Ribaud vise aussi Jean-Pierre Fourcade, ministre des Finances, ancien ministre des Prix, qui accorde un passe-droit à un négociant afin de calmer la colère vigneronne, puis tonne qu’il faut « mettre rapidement sous les verrous les émeutiers ». Le Canard renverse la question : et « les ministres dont le comportement est une provocation et une prime à l’émeute, où est-ce qu’il faut les mettre? »

L’Europe bouc émissaire, la farce puis le sang

Dernier étage de la fusée : l’hypocrisie européenne. Depuis l’entrée du vin dans le Marché commun, les gouvernements français répètent au Midi le même refrain : « Ah! si cela ne dépendait que de la France, vous seriez entièrement satisfaits… mais maintenant, ce sont les technocrates de l’Europe qui décident. »

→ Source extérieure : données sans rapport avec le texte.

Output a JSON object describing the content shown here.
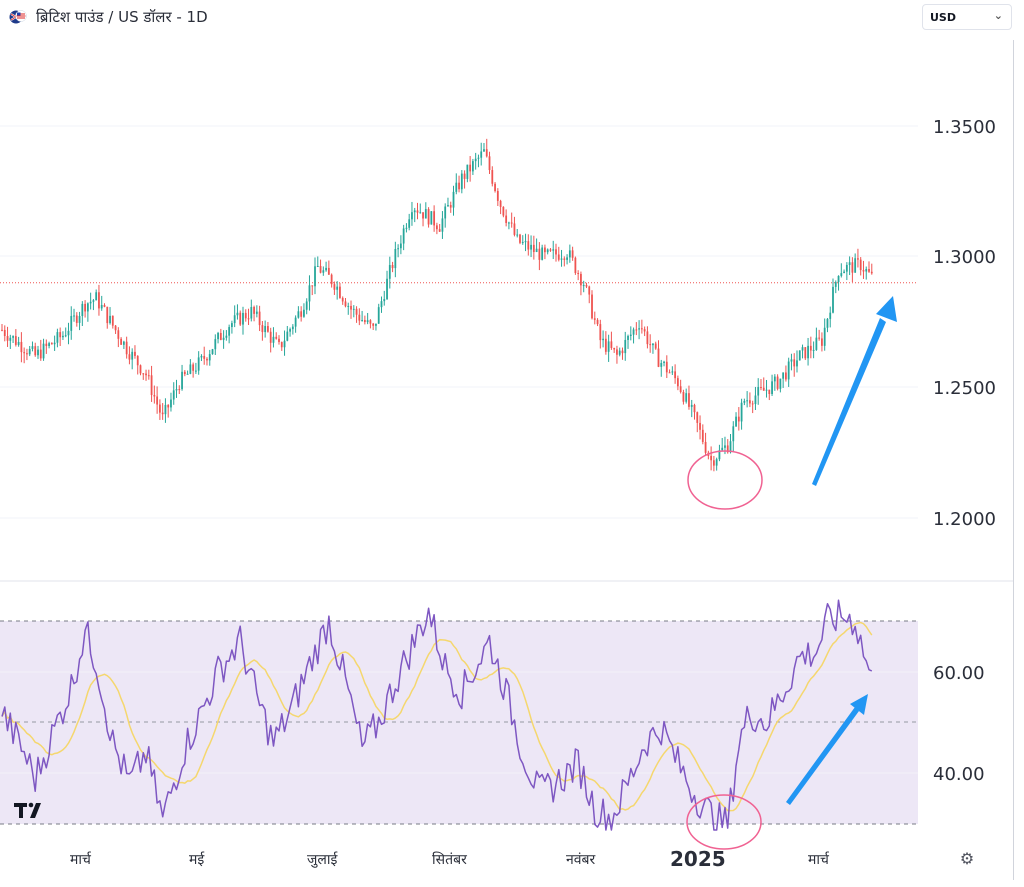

Ribaud démonte ce numéro: tout ce qui va mal est imputé à Bruxelles; tout ce qui va « un peu moins mal » est revendiqué par Paris et « le Bonnet de service ». La formule est cruelle, mais l’addition est claire : laissez-faire envers les négociants, lâcheté envers les viticulteurs, cynisme envers l’opinion. « La farce. Et puis, le 3 mars, le sang. Deux morts. »

Le titre « Le gros rouge sang » referme le cercle : le gros rouge qui tache n’est plus seulement celui qu’on boit, c’est celui qui dégueule sur la route de Montredon.